The delivery of basic services such as refuse collection and maintenance of municipal infrastructure, among others, would take a huge knock across the 257 local councils if the 300,000 municipal workers in the country elected to down tools should wage talks reach a deadlock. 

Previous strikes by municipal workers have resulted in the Johannesburg CBD being turned into a dump site as disgruntled workers emptied refuse bins onto the streets and embarked on general lawlessness.

The last round of talks between the ANC-aligned SA Municipal Workers’ Union (Samwu) and the Independent Municipal and Allied Trade Union (Imatu), and the SA Local Government Association (Salga) — the employer body representing the country’s municipalities — was scheduled to run from Monday to Friday. 

This follows the unions’ tabling a joint list of revised demands for an across-the-board increase of 8% in the first year, the consumer price index (CPI) plus 2% in the second year, and CPI plus 1.5% in years three to five.

Samwu initially motivated for a one-year 15%, or R4,000, wage increase, while Imatu proposed a 10% salary hike. 

The inflation rate eased to 5.1% in June from the 5.2% recorded in April and May. The Reserve Bank expects inflation to average 4.9% in 2024. 

Samwu general secretary Dumisane Magagula told Business Day on Monday: “We are still at 9%. If we don’t find each other, then the first step would be to consider the facilitator’s proposal. If we don’t accept (the facilitator’s proposal), we will go back to our members for a mandate. They could say declare a dispute and the next step would be a strike.” 

Imatu president Keith Swanepoel said: “We are still where we are [at 9%]. We have just resumed negotiations this [Monday] morning. Nothing has happened. We would like a facilitator’s proposal by end of business on Friday, which we will take to our members for consideration. We are always hopeful that parties will find each other.” 

The unions rejected a revised offer by Salga in July, saying that it was so poor it could not be taken to members for consideration and that it risked hardening attitudes ahead of this week’s negotiations.

This was after Salga revised its offer from 3.5% to 3.75% during the second round of wage talks in July. The wage increase offer is across the board for all employees excluding managers and senior management. 

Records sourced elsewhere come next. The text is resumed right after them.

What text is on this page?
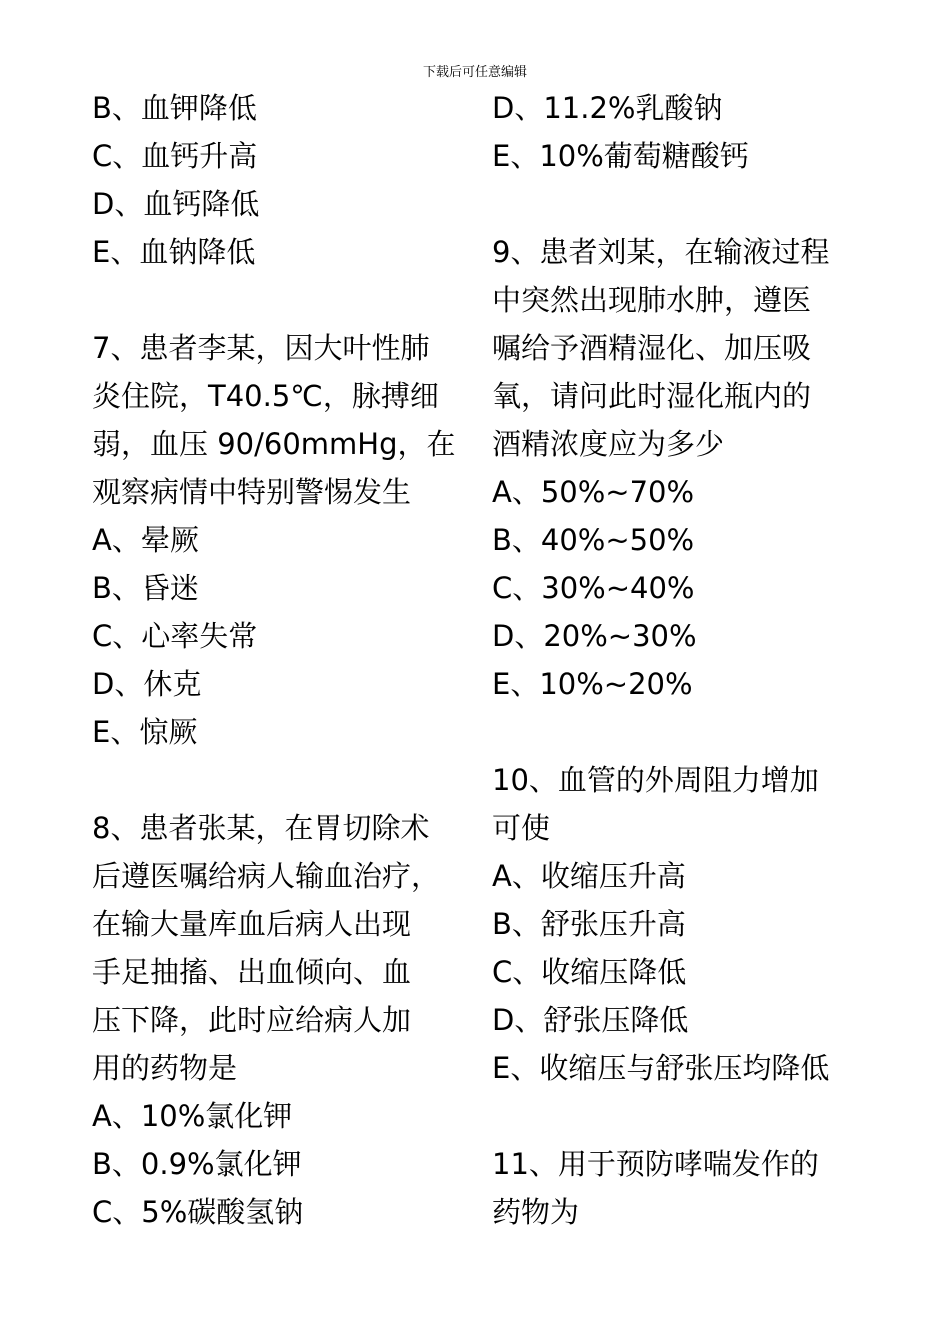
下载后可任意编辑
B、血钾降低
C、血钙升高
D、血钙降低
E、血钠降低
7、患者李某，因大叶性肺
炎住院，T40.5℃，脉搏细
弱，血压 90/60mmHg，在
观察病情中特别警惕发生
A、晕厥
B、昏迷
C、心率失常
D、休克
E、惊厥
8、患者张某，在胃切除术
后遵医嘱给病人输血治疗，
在输大量库血后病人出现
手足抽搐、出血倾向、血
压下降，此时应给病人加
用的药物是
A、10%氯化钾
B、0.9%氯化钾
C、5%碳酸氢钠
D、11.2%乳酸钠
E、10%葡萄糖酸钙
9、患者刘某，在输液过程
中突然出现肺水肿，遵医
嘱给予酒精湿化、加压吸
氧，请问此时湿化瓶内的
酒精浓度应为多少
A、50%~70%
B、40%~50%
C、30%~40%
D、20%~30%
E、10%~20%
10、血管的外周阻力增加
可使
A、收缩压升高
B、舒张压升高
C、收缩压降低
D、舒张压降低
E、收缩压与舒张压均降低
11、用于预防哮喘发作的
药物为
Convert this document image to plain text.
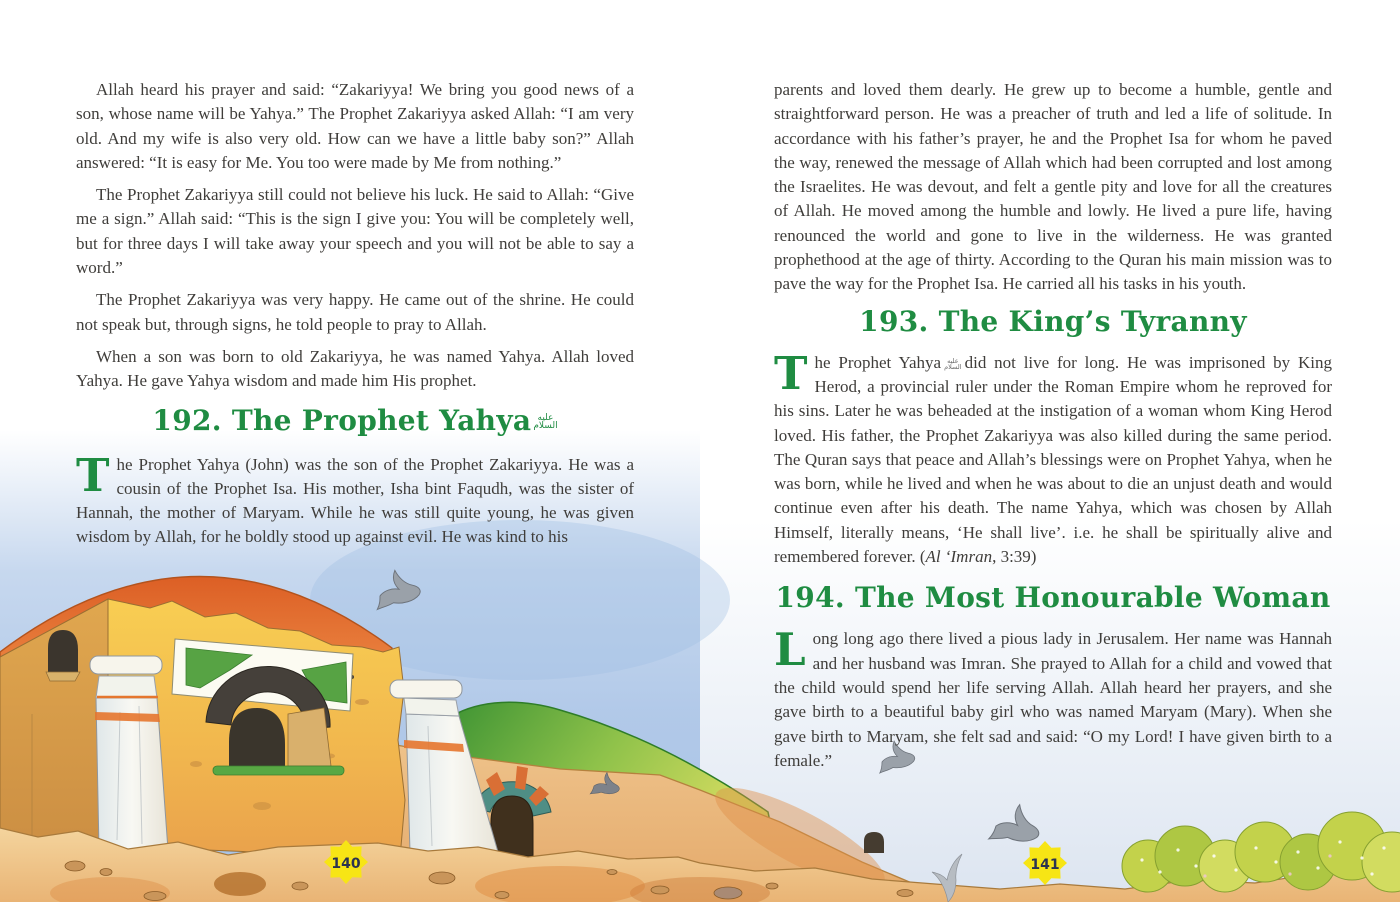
140	141

Allah heard his prayer and said: “Zakariyya! We bring you good news of a son, whose name will be Yahya.” The Prophet Zakariyya asked Allah: “I am very old. And my wife is also very old. How can we have a little baby son?” Allah answered: “It is easy for Me. You too were made by Me from nothing.”

The Prophet Zakariyya still could not believe his luck. He said to Allah: “Give me a sign.” Allah said: “This is the sign I give you: You will be completely well, but for three days I will take away your speech and you will not be able to say a word.”

The Prophet Zakariyya was very happy. He came out of the shrine. He could not speak but, through signs, he told people to pray to Allah.

When a son was born to old Zakariyya, he was named Yahya. Allah loved Yahya. He gave Yahya wisdom and made him His prophet.

192. The Prophet Yahya عليه
السلام

The Prophet Yahya (John) was the son of the Prophet Zakariyya. He was a cousin of the Prophet Isa. His mother, Isha bint Faqudh, was the sister of Hannah, the mother of Maryam. While he was still quite young, he was given wisdom by Allah, for he boldly stood up against evil. He was kind to his

parents and loved them dearly. He grew up to become a humble, gentle and straightforward person. He was a preacher of truth and led a life of solitude. In accordance with his father’s prayer, he and the Prophet Isa for whom he paved the way, renewed the message of Allah which had been corrupted and lost among the Israelites. He was devout, and felt a gentle pity and love for all the creatures of Allah. He moved among the humble and lowly. He lived a pure life, having renounced the world and gone to live in the wilderness. He was granted prophethood at the age of thirty. According to the Quran his main mission was to pave the way for the Prophet Isa. He carried all his tasks in his youth.

193. The King’s Tyranny

The Prophet Yahya عليه
السلام did not live for long. He was imprisoned by King Herod, a provincial ruler under the Roman Empire whom he reproved for his sins. Later he was beheaded at the instigation of a woman whom King Herod loved. His father, the Prophet Zakariyya was also killed during the same period. The Quran says that peace and Allah’s blessings were on Prophet Yahya, when he was born, while he lived and when he was about to die an unjust death and would continue even after his death. The name Yahya, which was chosen by Allah Himself, literally means, ‘He shall live’. i.e. he shall be spiritually alive and remembered forever. (Al ‘Imran, 3:39)

194. The Most Honourable Woman

Long long ago there lived a pious lady in Jerusalem. Her name was Hannah and her husband was Imran. She prayed to Allah for a child and vowed that the child would spend her life serving Allah. Allah heard her prayers, and she gave birth to a beautiful baby girl who was named Maryam (Mary). When she gave birth to Maryam, she felt sad and said: “O my Lord! I have given birth to a female.”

According to the proposed offer, which the unions rejected “in its totality”, those earning R22,000 a month or below will receive a one-off ex gratia payment of R3,000. 

In a subsequent media statement on Monday, Magagula said: “The current offer from Salga falls far short of addressing the financial pressures our members face due to the rising cost of living. As a union, we have been mandated to not settle for anything less than a substantial wage increase that reflects the true worth of municipal workers.

“We firmly oppose any attempts by Salga to exclude financially distressed municipalities from the collective agreement. Such exclusions undermine the principles of collective bargaining and unfairly penalise workers for matters beyond their control.

“Samwu will continue to fight for the inclusion of all municipalities in any agreement reached ... We expect Salga to come forward with a revised offer that genuinely addresses the needs and aspirations of municipal workers.” 

Salga has said it remained committed to the negotiations and was open to finding common ground with labour. “Salga’s approach to these negotiations is also premised on the productivity levels of municipalities, linking salary increases to service delivery,” it said.

The wage talks come as most municipalities are grappling with capacity challenges, with the least qualified often presiding over critical departments. This has led in many instances to the collapse of services, including refuse collection, and the provision of drinkable water and sanitation, while systemic looting, corruption and fraud became rampant. 

According to the co-operative governance and traditional affairs department, 32 municipalities have faced intervention in terms of section 139 of the constitution and the Municipal Finance Management Act. This is the most extreme form of intervention by the department as it empowers the provincial executive to step in if a municipality cannot approve a budget, provide basic services or meet its financial commitments.